Performance Considerations:
    • With SQL Server or DB2, you might encounter locking issues if multiple processes try to read/write at the same time. Use transactions wisely, possibly with lower isolation levels for reading if data consistency allows.
  • File System Operations:
    • For file-based queuing, ensure that file creation, renaming, and deletion operations are optimized. Use atomic file operations to prevent race conditions.
  • Throughput and Scalability:
    • Ensure the chosen method can handle the expected message volume. For databases, indexes on InsertionTime would speed up retrieval. For files, manage directory structure to avoid OS limitations on file counts per directory.

Testing:
    • Simulate multiple concurrent writes and reads to your queue to check if FIFO order is maintained. Use tools or scripts to send messages at high rates.
    • Test how the system handles errors, like network issues, database failures, or disk full situations. Ensure messages are not lost or processed out of order.
    • Test with large volumes of messages to see where bottlenecks occur and how the system scales, especially under peak loads.

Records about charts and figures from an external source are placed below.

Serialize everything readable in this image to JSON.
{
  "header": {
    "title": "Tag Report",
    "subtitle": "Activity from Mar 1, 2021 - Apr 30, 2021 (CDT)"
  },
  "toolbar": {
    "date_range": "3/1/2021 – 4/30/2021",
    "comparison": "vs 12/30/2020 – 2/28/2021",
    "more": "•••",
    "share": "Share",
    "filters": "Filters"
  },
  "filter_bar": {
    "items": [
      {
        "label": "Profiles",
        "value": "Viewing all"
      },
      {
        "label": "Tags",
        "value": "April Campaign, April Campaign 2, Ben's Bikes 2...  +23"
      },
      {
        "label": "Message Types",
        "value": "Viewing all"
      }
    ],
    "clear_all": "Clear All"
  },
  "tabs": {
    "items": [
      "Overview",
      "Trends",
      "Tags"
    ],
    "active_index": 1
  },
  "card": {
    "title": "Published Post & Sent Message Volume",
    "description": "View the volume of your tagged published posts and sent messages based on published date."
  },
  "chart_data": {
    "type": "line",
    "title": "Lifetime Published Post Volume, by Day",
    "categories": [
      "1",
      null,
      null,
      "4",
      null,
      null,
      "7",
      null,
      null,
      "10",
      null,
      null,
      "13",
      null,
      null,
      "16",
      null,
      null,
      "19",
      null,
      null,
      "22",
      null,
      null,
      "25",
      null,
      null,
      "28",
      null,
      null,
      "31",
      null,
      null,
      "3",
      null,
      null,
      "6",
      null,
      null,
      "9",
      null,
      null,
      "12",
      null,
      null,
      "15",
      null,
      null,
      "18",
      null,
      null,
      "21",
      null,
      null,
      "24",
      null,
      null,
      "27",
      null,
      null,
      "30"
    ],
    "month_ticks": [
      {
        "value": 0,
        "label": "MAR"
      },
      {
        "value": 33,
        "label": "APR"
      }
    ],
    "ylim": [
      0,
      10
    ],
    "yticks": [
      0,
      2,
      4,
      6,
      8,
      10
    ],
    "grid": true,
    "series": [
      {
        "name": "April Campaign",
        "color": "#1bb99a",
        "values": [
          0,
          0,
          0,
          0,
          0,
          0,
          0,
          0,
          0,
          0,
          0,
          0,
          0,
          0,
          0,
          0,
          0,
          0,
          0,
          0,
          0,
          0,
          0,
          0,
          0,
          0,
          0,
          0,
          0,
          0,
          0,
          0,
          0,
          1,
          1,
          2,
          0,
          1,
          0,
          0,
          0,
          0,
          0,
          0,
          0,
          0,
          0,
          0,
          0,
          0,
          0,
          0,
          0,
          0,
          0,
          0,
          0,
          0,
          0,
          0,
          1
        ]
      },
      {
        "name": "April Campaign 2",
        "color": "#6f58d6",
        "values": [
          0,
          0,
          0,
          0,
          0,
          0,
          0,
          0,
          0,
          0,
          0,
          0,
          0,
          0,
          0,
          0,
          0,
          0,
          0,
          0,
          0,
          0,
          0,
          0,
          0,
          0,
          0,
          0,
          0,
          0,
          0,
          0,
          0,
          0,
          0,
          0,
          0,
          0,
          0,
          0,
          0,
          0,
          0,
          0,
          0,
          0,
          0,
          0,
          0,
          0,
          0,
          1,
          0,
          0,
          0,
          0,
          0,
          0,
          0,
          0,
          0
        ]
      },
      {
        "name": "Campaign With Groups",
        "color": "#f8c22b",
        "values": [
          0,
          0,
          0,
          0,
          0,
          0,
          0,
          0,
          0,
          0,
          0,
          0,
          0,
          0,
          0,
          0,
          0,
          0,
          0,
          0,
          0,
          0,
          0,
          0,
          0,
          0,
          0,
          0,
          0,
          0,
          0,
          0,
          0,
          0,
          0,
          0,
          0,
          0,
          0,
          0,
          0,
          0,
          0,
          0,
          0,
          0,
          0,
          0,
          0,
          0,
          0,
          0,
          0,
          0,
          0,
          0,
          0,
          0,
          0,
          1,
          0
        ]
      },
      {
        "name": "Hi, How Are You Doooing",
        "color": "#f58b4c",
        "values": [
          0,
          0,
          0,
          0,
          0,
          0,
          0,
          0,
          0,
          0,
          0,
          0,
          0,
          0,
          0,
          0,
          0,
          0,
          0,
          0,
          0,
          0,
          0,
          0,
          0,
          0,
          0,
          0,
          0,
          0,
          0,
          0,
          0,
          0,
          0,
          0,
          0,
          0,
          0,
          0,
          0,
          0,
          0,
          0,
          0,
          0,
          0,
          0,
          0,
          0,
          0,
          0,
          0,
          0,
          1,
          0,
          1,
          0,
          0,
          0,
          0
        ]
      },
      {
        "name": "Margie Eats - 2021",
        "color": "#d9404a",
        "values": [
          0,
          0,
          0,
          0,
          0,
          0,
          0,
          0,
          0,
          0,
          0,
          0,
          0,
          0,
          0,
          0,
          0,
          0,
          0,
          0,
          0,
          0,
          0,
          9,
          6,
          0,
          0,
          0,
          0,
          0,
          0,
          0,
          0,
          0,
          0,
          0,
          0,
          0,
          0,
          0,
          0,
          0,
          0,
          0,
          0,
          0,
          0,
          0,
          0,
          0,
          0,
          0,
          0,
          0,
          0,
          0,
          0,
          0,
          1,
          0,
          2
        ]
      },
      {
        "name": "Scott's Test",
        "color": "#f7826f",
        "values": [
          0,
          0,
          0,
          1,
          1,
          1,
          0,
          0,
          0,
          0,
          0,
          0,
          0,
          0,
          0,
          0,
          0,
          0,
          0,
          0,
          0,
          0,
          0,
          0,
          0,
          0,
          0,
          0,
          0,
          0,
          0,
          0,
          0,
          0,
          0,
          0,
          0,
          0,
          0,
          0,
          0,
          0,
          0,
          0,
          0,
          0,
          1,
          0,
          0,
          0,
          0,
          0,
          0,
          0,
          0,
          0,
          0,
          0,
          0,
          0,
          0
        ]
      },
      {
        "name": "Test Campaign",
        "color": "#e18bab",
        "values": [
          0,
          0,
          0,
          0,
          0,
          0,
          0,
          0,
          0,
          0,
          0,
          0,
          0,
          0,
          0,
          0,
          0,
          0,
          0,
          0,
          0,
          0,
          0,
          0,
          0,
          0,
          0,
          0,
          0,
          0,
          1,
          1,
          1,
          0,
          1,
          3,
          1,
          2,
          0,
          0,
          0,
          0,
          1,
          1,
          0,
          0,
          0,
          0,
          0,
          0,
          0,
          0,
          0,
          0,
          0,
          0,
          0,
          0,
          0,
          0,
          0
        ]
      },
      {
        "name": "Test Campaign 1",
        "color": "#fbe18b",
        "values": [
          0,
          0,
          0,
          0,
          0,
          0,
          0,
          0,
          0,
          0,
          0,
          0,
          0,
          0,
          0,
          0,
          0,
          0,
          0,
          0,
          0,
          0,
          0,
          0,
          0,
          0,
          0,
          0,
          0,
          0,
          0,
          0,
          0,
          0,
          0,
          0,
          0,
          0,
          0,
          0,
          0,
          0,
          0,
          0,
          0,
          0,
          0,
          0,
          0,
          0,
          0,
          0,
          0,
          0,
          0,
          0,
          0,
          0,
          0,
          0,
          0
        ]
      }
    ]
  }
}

Example SQL for Database Queueing (Expanded):
sql
-- Create the queue table
CREATE TABLE MessageQueue (
    MessageID INT IDENTITY(1,1) PRIMARY KEY,
    MessageContent VARCHAR(MAX),
    InsertionTime DATETIME DEFAULT CURRENT_TIMESTAMP,
    ProcessingAttempts INT DEFAULT 0,
    LastProcessingAttempt DATETIME
);

-- Insert a message
INSERT INTO MessageQueue (MessageContent) VALUES ('Your Message Here');

-- Select the oldest unprocessed message for processing
SELECT TOP 1 * FROM MessageQueue 
WHERE ProcessingAttempts < 3 -- Example retry limit
ORDER BY InsertionTime ASC;

-- Update after processing attempt
UPDATE MessageQueue 
SET ProcessingAttempts = ProcessingAttempts + 1, 
    LastProcessingAttempt = CURRENT_TIMESTAMP 
WHERE MessageID = @MessageID; -- @MessageID is the ID of the message being processed

-- Remove processed message or move to an archive table for history
DELETE FROM MessageQueue WHERE MessageID = @MessageID;
-- or 
INSERT INTO ArchiveQueue SELECT * FROM MessageQueue WHERE MessageID = @MessageID;
DELETE FROM MessageQueue WHERE MessageID = @MessageID;

This detailed setup ensures that you can implement a robust FIFO mechanism in Sterling B2Bi without relying on traditional message queue systems, tailored to your specific needs and constraints.